The military sent 2,000 of Hawaii’s Japanese Americans off to internment camps, but they severely limited the rights of the others, and the rest of the population as well. A strict curfew barred anyone from being on the streets at night, and everyone over the age of 6 was fingerprinted, registered and required to carry identification cards issued by the troops.

In addition, military intelligence compiled secret dossiers on many Hawaiians. The military also took over the phone company and the mail to control communications, and barred publication of any book, newspaper or magazine that wasn’t in the English language. Military tribunals took the place of criminal courts.

This all continued until October 1944, when FDR terminated military rule. After the war, a 1946 Supreme Court decision found that the military’s imposition of tribunals was unconstitutional.
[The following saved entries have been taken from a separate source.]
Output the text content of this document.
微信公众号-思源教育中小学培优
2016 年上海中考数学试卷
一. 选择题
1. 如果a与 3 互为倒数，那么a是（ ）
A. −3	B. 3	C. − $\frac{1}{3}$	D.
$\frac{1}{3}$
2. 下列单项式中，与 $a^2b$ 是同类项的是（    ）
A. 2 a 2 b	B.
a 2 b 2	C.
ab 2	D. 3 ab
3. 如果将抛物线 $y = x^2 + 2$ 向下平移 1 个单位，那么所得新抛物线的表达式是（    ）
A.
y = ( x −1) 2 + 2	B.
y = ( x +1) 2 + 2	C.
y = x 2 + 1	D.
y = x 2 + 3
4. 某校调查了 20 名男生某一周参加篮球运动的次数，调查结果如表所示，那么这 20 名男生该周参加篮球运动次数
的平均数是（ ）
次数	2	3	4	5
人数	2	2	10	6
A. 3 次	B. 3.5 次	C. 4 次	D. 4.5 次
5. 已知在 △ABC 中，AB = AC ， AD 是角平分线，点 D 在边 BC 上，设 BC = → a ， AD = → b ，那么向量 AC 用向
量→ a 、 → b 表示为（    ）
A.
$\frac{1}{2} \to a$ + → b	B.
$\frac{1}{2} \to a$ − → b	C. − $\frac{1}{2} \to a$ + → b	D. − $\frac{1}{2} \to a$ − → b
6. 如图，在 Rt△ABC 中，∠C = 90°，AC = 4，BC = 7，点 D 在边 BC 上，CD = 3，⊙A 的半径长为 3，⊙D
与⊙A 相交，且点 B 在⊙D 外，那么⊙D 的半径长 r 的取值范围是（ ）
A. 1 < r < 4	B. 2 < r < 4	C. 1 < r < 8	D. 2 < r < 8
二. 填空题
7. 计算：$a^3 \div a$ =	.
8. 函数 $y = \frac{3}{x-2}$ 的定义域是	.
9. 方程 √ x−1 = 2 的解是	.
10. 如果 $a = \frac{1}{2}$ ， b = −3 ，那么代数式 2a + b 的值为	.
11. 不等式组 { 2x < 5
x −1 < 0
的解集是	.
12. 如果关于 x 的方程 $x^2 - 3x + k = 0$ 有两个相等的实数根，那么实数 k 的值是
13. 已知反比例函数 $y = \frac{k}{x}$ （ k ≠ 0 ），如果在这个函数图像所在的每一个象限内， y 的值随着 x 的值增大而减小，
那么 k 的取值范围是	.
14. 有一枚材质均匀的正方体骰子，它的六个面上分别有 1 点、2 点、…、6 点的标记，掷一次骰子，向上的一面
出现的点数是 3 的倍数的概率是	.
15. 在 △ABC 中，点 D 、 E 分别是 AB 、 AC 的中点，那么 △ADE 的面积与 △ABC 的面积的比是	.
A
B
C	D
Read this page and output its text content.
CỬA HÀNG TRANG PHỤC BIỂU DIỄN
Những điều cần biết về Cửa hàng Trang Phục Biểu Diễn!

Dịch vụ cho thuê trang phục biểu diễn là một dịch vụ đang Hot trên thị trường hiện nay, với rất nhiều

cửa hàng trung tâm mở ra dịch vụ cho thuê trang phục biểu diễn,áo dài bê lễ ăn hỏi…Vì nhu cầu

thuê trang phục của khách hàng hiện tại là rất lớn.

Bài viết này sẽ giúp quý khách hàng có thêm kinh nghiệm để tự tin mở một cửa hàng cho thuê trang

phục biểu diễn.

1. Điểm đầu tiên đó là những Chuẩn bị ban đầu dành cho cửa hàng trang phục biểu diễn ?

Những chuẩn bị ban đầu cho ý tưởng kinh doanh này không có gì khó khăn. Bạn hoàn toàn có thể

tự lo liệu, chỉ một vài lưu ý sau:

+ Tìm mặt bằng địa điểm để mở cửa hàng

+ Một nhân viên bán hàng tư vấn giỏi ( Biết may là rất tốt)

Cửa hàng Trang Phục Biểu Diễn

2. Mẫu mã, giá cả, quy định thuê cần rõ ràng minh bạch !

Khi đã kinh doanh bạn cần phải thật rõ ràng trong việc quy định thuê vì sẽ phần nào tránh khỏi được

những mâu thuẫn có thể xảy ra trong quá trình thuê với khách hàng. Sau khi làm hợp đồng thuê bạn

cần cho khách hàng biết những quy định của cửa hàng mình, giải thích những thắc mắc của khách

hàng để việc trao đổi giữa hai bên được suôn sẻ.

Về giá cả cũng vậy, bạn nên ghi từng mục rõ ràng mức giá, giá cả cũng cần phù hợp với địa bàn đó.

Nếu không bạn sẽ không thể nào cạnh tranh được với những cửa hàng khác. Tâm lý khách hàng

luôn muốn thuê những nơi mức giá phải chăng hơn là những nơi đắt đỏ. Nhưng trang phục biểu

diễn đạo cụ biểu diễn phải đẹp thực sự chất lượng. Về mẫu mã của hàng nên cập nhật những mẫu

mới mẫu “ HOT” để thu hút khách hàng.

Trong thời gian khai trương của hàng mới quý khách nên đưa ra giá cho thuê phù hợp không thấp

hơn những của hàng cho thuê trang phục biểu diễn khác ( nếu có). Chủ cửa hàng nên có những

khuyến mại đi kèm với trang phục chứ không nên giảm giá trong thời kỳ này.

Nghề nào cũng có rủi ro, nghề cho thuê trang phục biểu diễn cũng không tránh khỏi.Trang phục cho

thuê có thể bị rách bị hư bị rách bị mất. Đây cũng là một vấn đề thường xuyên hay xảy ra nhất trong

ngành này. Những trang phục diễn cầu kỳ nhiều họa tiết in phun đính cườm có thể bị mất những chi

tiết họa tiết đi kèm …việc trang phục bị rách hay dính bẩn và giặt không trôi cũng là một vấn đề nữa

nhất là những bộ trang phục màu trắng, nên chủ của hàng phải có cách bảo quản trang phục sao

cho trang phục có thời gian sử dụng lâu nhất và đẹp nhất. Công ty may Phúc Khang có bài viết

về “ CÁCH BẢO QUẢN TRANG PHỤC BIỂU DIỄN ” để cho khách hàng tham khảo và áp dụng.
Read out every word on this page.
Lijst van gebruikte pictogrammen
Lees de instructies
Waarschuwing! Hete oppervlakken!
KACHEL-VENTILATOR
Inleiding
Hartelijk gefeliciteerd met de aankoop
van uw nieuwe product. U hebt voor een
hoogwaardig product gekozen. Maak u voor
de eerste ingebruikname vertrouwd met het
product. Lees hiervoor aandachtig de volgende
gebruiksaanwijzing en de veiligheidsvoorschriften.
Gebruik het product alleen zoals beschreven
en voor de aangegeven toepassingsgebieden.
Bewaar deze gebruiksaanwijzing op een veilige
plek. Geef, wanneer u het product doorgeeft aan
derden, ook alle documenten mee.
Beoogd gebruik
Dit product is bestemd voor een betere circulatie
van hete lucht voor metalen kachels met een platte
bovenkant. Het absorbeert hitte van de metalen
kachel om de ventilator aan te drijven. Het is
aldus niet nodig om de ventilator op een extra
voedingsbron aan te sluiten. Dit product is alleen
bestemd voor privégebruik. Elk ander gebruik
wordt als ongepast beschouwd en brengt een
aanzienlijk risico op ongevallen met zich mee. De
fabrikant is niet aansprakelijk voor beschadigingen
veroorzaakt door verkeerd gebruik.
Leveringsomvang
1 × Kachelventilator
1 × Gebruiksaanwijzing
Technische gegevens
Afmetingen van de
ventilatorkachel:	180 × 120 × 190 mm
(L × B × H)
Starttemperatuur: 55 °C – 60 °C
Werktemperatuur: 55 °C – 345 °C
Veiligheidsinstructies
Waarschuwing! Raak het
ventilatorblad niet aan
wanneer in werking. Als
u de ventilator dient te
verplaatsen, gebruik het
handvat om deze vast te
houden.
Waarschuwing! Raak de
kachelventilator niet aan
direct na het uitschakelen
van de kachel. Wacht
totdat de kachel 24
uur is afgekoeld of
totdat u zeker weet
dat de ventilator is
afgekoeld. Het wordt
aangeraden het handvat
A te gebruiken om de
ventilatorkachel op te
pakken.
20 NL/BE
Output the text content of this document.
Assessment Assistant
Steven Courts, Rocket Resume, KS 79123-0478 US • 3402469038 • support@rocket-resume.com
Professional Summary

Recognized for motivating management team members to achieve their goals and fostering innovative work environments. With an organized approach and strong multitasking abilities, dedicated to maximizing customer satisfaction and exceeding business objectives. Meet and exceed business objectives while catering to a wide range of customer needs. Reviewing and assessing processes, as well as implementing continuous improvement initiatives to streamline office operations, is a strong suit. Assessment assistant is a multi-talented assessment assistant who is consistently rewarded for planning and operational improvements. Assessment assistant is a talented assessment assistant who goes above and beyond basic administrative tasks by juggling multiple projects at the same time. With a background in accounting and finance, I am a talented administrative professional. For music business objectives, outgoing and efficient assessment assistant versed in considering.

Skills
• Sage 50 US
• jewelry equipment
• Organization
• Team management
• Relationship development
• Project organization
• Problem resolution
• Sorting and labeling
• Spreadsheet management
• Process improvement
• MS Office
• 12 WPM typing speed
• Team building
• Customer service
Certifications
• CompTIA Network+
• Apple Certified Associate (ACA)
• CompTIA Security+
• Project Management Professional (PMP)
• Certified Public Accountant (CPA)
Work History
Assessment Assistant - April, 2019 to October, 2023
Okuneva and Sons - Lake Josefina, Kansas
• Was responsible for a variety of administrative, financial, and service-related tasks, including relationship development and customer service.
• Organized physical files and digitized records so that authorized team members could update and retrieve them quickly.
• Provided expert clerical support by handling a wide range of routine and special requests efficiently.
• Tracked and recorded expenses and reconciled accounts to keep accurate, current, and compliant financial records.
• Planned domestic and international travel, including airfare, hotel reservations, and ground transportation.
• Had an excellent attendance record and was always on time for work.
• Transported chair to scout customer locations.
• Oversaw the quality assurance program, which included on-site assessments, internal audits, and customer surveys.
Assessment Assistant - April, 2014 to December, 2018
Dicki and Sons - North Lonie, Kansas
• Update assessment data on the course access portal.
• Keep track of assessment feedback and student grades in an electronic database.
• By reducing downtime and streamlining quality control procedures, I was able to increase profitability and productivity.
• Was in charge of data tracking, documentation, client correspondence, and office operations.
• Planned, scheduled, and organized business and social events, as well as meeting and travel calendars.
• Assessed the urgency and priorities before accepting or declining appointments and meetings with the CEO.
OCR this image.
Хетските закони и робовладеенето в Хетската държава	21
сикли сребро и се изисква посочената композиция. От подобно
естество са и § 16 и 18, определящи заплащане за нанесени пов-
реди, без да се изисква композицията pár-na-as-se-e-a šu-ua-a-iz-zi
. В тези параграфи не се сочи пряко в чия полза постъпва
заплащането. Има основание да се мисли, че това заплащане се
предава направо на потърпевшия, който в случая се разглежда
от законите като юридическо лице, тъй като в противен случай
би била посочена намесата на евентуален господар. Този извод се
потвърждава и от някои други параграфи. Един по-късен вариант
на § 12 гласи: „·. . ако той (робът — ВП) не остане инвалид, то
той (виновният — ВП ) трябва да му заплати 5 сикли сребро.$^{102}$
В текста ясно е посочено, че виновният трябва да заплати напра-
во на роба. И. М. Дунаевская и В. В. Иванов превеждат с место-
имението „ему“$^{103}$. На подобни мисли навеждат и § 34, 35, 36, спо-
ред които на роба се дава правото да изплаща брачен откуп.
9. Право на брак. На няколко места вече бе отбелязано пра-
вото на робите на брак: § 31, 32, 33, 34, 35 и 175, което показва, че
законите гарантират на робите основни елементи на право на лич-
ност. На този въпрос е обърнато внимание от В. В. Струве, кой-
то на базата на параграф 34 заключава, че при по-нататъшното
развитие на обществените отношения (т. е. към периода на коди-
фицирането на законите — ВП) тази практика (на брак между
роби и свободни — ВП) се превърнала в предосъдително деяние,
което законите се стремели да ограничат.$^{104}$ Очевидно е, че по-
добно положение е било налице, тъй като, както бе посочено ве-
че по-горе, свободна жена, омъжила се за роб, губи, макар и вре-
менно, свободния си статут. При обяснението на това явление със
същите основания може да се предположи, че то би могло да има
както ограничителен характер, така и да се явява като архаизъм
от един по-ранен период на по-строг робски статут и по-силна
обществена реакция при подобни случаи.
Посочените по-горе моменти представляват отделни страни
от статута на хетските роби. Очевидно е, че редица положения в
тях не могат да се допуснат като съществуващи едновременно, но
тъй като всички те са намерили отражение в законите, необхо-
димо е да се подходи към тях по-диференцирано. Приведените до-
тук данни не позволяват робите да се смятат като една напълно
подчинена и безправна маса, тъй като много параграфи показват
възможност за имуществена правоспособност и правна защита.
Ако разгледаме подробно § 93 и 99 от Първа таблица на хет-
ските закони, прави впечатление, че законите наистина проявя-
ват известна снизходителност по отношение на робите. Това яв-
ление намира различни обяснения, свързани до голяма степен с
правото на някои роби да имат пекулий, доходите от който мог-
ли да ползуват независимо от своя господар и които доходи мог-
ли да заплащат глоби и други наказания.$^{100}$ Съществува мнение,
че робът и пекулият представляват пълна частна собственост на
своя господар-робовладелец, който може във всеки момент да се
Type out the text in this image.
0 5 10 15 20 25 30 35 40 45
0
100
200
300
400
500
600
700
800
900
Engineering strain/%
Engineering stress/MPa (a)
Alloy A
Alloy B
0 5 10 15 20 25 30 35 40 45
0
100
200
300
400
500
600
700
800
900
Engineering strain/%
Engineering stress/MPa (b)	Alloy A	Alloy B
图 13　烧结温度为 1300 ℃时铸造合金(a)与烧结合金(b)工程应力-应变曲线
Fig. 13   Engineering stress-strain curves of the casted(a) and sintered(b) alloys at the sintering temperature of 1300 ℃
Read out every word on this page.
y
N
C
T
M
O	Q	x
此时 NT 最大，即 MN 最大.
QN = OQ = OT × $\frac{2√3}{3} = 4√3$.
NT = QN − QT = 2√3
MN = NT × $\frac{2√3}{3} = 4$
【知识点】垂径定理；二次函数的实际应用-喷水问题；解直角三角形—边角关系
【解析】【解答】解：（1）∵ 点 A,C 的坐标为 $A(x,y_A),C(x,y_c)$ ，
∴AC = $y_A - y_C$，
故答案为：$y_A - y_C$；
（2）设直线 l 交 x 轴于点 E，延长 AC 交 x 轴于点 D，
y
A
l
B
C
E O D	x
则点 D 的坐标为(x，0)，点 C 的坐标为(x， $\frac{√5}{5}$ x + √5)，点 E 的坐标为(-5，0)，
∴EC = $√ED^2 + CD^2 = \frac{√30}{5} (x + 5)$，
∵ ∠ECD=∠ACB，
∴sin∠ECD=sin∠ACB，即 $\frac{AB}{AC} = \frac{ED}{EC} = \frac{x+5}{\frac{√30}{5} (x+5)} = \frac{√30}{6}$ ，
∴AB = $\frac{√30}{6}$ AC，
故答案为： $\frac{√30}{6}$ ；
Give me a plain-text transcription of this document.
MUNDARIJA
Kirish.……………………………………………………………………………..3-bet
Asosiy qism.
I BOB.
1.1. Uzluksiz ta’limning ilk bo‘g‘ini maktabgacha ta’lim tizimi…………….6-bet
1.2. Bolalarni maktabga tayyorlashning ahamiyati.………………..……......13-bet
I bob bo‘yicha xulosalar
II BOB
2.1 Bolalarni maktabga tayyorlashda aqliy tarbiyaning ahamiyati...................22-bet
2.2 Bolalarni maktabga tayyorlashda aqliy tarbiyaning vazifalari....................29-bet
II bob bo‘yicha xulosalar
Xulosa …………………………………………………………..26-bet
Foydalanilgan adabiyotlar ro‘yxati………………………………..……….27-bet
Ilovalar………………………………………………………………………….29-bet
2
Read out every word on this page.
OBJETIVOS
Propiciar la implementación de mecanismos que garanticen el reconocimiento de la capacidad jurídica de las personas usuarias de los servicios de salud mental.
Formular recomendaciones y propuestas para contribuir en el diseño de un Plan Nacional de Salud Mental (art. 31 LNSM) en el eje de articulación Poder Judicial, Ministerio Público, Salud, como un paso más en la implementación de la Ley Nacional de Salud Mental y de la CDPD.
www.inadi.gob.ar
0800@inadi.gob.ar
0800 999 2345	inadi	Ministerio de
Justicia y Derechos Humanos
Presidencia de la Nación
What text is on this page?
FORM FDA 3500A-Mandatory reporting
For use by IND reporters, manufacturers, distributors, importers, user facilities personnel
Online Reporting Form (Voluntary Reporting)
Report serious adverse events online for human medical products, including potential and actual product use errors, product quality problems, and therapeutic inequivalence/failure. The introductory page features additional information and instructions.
But implementation of martial law didn’t end there. In 1954 after the Supreme Court ruled unanimously in Brown v. Board of Education that segregation in public schools was unconstitutional, martial law was used five times in the South. First, in 1957 when President Dwight Eisenhower called out federal troops to integrate the Little Rock Nine at Central High School in Little Rock, Arkansas.

In 1962, Attorney General Robert Kennedy sent federal troops to Oxford, Mississippi, when federal marshals couldn’t control rioting after James Meredith was admitted as the first African American student to the University of Mississippi. And on June 10, 1963, President John F. Kennedy deployed federalized National Guard troops to the University of Alabama to force its desegregation.

After Kennedy’s assassination, President Lyndon Johnson sent troops back to Alabama in June and September 1964 to enforce court orders to integrate schools and again in 1965 to protect protestors during the civil rights march from Selma to Montgomery.

But Robert M. Chesney, a professor and associate dean at the University of Texas School of Law and a co-founder of the Lawfare blog, says the current COVID-19 crisis hasn’t caused anywhere near the collapse of civil authority that would justify a military taking over.

But if such an emergency ever did occur across the U.S., there’s also the danger that even a short-term military takeover might do permanent damage to democracy.

“That would depend on what, exactly, were to happen, Chesney says in an email. “If there is some tragic circumstance that genuinely warranted martial law (say there is an invasion, or a disaster so massive that all civil authority is just gone), then yes, there would be impacts but presumably they would be outweighed in the circumstances. On the other hand, if martial law was applied without sufficient justification, then it is by definition harmful to liberty and the rule of law.”